DC - Justina gets standing ovation from Congress

[sweetmom]

Those bumps are odd. The photos do show the one on her forehead....I am not sure I see the smaller ones on the bald spot. But photos can be deceptive, depending on how light plays and/or reflects from the subject of the shot.

I do wonder about that bald area, though. If she had alopecia, she would likely have more bald spots, even lose her eyebrows, etc. Trichotillomania (obsessive compulsive hair-pulling) can also create bald spots. But with poor Justina, nothing is ever simple, and we really can only guess what might be the cause. She may have had those bald spots for years, and we only notice them when she wears her hair pulled back tightly. No so much when her hair is loose (and she is much prettier that way, IMO).

A bigger mystery is why the mentions of surgery have been, well, surgically removed from the vigil website. Could it possibly be that she did NOT have surgery, but the family is seeking more sympathy by saying so, and the hospital told them to remove that claim.....IMO, that would be really terrible if the family went that far, and I deeply hope I am wrong to even suggest it.

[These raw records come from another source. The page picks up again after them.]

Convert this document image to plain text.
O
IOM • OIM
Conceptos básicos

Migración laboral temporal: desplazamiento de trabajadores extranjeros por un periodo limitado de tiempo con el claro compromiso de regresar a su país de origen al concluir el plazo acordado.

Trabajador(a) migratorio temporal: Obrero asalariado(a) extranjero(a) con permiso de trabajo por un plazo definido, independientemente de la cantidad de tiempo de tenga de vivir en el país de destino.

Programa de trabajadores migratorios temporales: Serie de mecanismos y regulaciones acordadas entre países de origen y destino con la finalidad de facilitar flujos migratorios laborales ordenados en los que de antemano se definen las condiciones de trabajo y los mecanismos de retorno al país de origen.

I don't have a problem with people sending her age-appropriate gifts. But I don't like the idea of people sending money to the family, though, especially since the Justina charity is not registered in Connecticut. Who knows where that money is going: certainly not "to free" Justina. She is back under parental control, sicker than ever, but she is "free."
IMO, she was better off at BCH.

 

[Morag]

I notice from pictures that Justina is wearing a yellow bracelet that says FALL RISK. Perhaps the bumps are a result of a fall?

 

[sweetmom]

I notice from pictures that Justina is wearing a yellow bracelet that says FALL RISK. Perhaps the bumps are a result of a fall?

That's an interesting speculation, but IMO, if the bumps were from a fall, she'd have some bruising in those spots too. I'm thinking the hospital sensibly makes all patients who have problems related to walking wear the Fall Risk bracelet. . . but would that mean she is actually trying to walk again, perhaps after some good PT?
Or maybe the bumps are from some kind of allergic reaction to medication?

 

[annahanna]

I notice from pictures that Justina is wearing a yellow bracelet that says FALL RISK. Perhaps the bumps are a result of a fall?

A fall risk bracelet is pretty standard for a post surgical patient, one on sedating (pain) medications, or one who has not been walking routinely. However, I also wonder if the bumps are from a fall or falls. In the pictures from yesterday, any bruising could have been covered with makeup. Pictures posted today initially appeared to indicate the bumps were gone. However, a closer look at some side views show the bumps are still there, just better covered up with makeup.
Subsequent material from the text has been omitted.